In college I read a few things about culture, collaboration and communication, including Robert Putnam’s Bowling Alone, as well as work by and work critiquing sociologist Pierre Bourdieu. These works helped influence a lot of scholarship as they shine a light on human interaction and communication among groups.
Lately, I’ve been thumbing through a book by Rachel Botsman and Roo Rogers – a book earnest in it’s thoughts about collaboration and equally interested in uncovering new and useful links for what makes these groups work. The book is titled What’s Mine is Yours – The Rise of Collaborative Consumption.
I’ve found it to be an interesting book with much to say about both the history and the future of consumerist culture. I think it is a well-written book with useful information for anyone interested in …

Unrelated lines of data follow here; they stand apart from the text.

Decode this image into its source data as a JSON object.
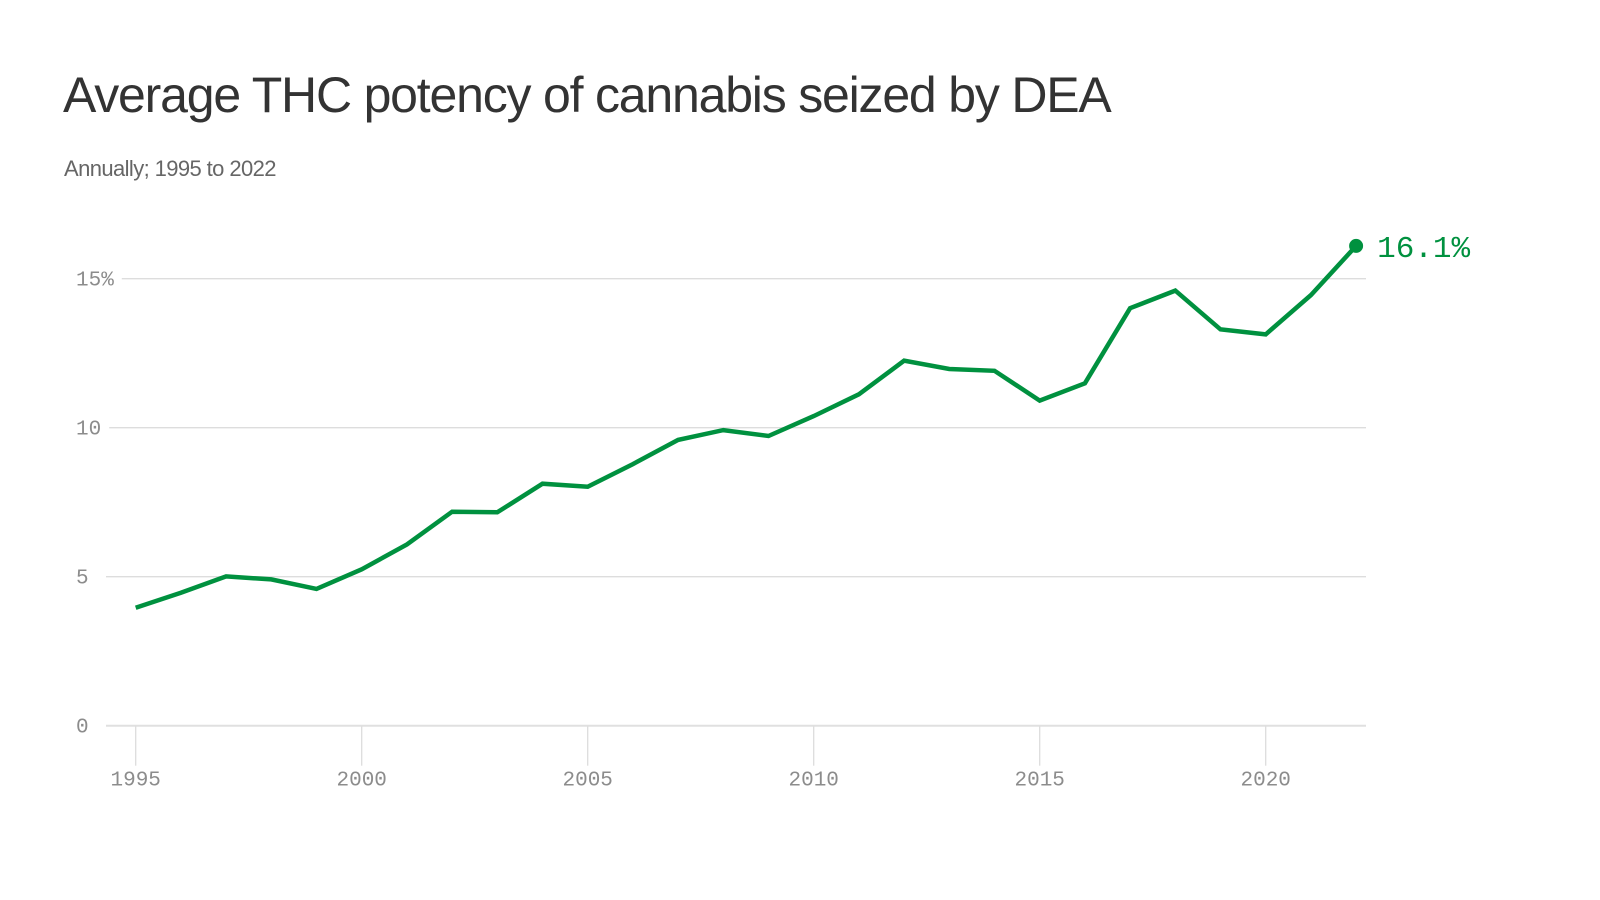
{
  "header": {
    "title": "Average THC potency of cannabis seized by DEA",
    "subtitle": "Annually; 1995 to 2022"
  },
  "colors": {
    "line": "#00913f",
    "grid": "#dddddd",
    "tick_label": "#8c8c8c",
    "title": "#333333",
    "subtitle": "#666666"
  },
  "chart_data": {
    "type": "line",
    "title": "Average THC potency of cannabis seized by DEA",
    "subtitle": "Annually; 1995 to 2022",
    "xlabel": "",
    "ylabel": "",
    "x": [
      1995,
      1996,
      1997,
      1998,
      1999,
      2000,
      2001,
      2002,
      2003,
      2004,
      2005,
      2006,
      2007,
      2008,
      2009,
      2010,
      2011,
      2012,
      2013,
      2014,
      2015,
      2016,
      2017,
      2018,
      2019,
      2020,
      2021,
      2022
    ],
    "series": [
      {
        "name": "Average THC potency (%)",
        "values": [
          3.96,
          4.46,
          5.01,
          4.91,
          4.59,
          5.25,
          6.08,
          7.18,
          7.16,
          8.12,
          8.02,
          8.78,
          9.59,
          9.92,
          9.72,
          10.39,
          11.12,
          12.25,
          11.97,
          11.91,
          10.91,
          11.49,
          14.01,
          14.6,
          13.3,
          13.13,
          14.45,
          16.1
        ]
      }
    ],
    "xlim": [
      1995,
      2022
    ],
    "ylim": [
      0,
      16.5
    ],
    "y_ticks": [
      {
        "value": 0,
        "label": "0"
      },
      {
        "value": 5,
        "label": "5"
      },
      {
        "value": 10,
        "label": "10"
      },
      {
        "value": 15,
        "label": "15%"
      }
    ],
    "x_ticks": [
      {
        "value": 1995,
        "label": "1995"
      },
      {
        "value": 2000,
        "label": "2000"
      },
      {
        "value": 2005,
        "label": "2005"
      },
      {
        "value": 2010,
        "label": "2010"
      },
      {
        "value": 2015,
        "label": "2015"
      },
      {
        "value": 2020,
        "label": "2020"
      }
    ],
    "grid": "horizontal",
    "legend": "none",
    "annotations": [
      {
        "x": 2022,
        "y": 16.1,
        "text": "16.1%"
      }
    ]
  }
}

- how today’s consumer networks are developing
- case studies related to Internet trends and emerging culture
- consumerism or (as the book notes) hyper-consumerism past, present and future
Sustainability blog Treehugger has reviewed the book and highlights the change in consumption patterns showcased and promoted in the book. As the authors throw out facts, figures and case studies related to consumer culture, evidence that people are more responsive to and interested in new methods of consumption add up. The idea that people have found increased interest (if not need) to freecycle, AirBNB and consume more intelligently and together is an intriguing one to say the least.
When you consider the works of people like Benjamin Barber, author of Consumed and Jihad vs. McWorld (a scholar who writes about consumer culture and it’s by-products – notably the infantilization of adults) it’s not very much of a stretch to think we need a change our values, attitudes and behaviors.toward consumer goods.

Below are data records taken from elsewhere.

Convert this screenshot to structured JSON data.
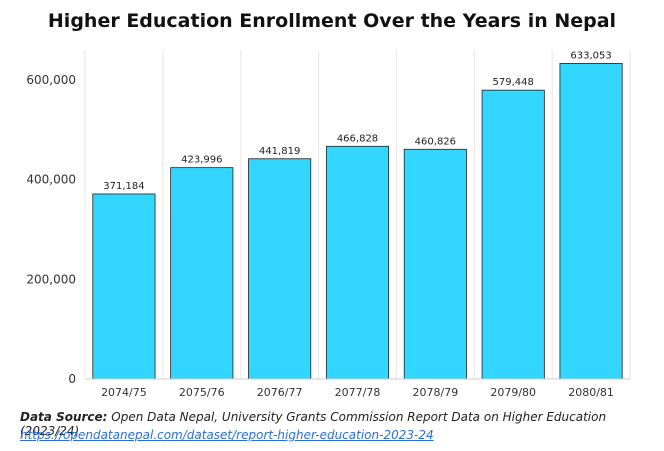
{
  "chart_data": {
    "type": "bar",
    "title": "Higher Education Enrollment Over the Years in Nepal",
    "categories": [
      "2074/75",
      "2075/76",
      "2076/77",
      "2077/78",
      "2078/79",
      "2079/80",
      "2080/81"
    ],
    "values": [
      371184,
      423996,
      441819,
      466828,
      460826,
      579448,
      633053
    ],
    "data_labels": [
      "371,184",
      "423,996",
      "441,819",
      "466,828",
      "460,826",
      "579,448",
      "633,053"
    ],
    "yticks": [
      0,
      200000,
      400000,
      600000
    ],
    "ytick_labels": [
      "0",
      "200,000",
      "400,000",
      "600,000"
    ],
    "ylim": [
      0,
      660000
    ],
    "grid": "vertical",
    "bar_color": "#33d6ff",
    "bar_edge_color": "#222222",
    "xlabel": "",
    "ylabel": ""
  },
  "source": {
    "label": "Data Source:",
    "text": " Open Data Nepal, University Grants Commission Report Data on Higher Education (2023/24)",
    "url": "https://opendatanepal.com/dataset/report-higher-education-2023-24"
  }
}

Many of the current studies and speculations about Generation Y, or the Millennials suggest a continued up-tick of the type of attributes that make them reasonable purveyors of collaborative consumption. And, as the book suggests (smartly) many of the characteristics attributed to Mellinials are in fact not limited to those of that age group.
Albeit, Millennials (not unlike other generations) on paper are paradoxical. They are more interested in autonomy and at the same time very earnestly into volunteering. They are not interested in money for money’s sake but are readily acceptive and responsive to consumerist culture including advertisements. While these attributes characterize a generation they also point to shifted expectations within and throughout (emerging) consumer culture.

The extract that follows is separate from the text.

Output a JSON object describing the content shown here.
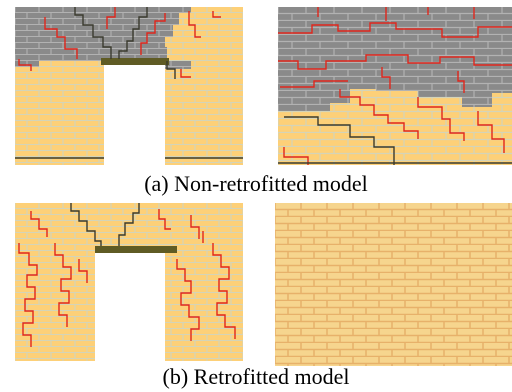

Below is a video with Rachel Botsman discussing the global movement of collaborative consumption.
“I think for the last 50 years we’ve been treated as passive, stupid consumers. The idea of being consumer first citizen second is a really new idea. I mean it only kicked in post-war around 1950s. And what I think is interesting is that the objects being produced are really dumb as well. I mean they’re full of obsolescence. Actually what’s happening with technology is the objects are becoming smart and social. And we’re becoming smart and social again.”
I have more to read and consider with this book. I’m also trying to read Clay Shirky’s Here Comes Everybody and David Brooks’ The Social Animal. Without a doubt though, Mr. Rogers and Mrs. Botsman have a compelling book in What’s Mine is Yours.
Marketers should be put on notice: the visions outlined in this book present valuable insight as to how these new markets are forming. This book also gives evidence – if not game plans – for how these markets will be fueled by generations to come.